Members of the Senate Corporations Committee voted Tuesday to advance Senate File 50. The bill creates two tribal liaison's positions in the governor's office. Legislators say the move would quell contracting concerns between the state and tribes.
"There isn’t a mechanism in place that is suitable to promote a dialogue," Rep. Lloyd Larsen, R-Lander and co-chairman of the Joint Select Tribal Relations Committee. "Instead of just saying the governor may have a tribal liaison, this says the governor shall select two persons. It allows the governor to set concerns for communications."
Liaisons would be appointed by the governor from lists provided by the Northern Arapaho and Eastern Shoshone tribes and require Senate confirmation. The state would fund $200,000 annually for the positions expenses and salaries.
A state move to fully fund the program ends the need for private contracting between the liaisons and both state and tribal entities.
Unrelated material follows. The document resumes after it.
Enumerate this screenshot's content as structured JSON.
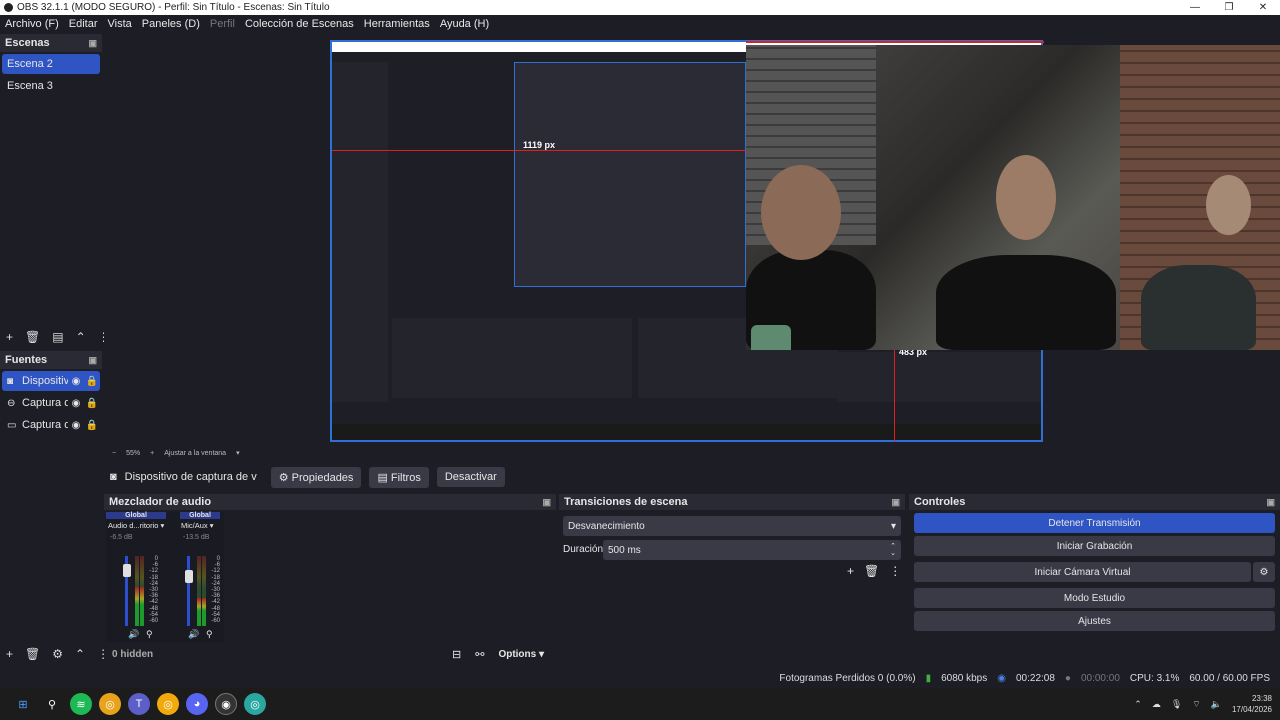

"That has been the source of problems with this," Sen. Cale Case, R-Lander and Senate Corporations Committee chairman, said. "It’s clear that this is a benefit to the state of Wyoming, (and) it should be a funded position."
Case said that the change does not preclude the tribes from hiring their own representation at the Legislature.
"I would encourage them to do so," he said. "But these two positions are state positions."
Larsen, the bill's sponsor, said the EPA boundary dispute in Fremont County and increased opportunities for water storage on the reservation are added pressure to improve communication.
"The need for communication between the governor’s office and these two sovereign entities is critical," he said.
Corporations committee members voted unanimously to advance the legislation.
SF50 will be considered by the Wyoming Senate later this week.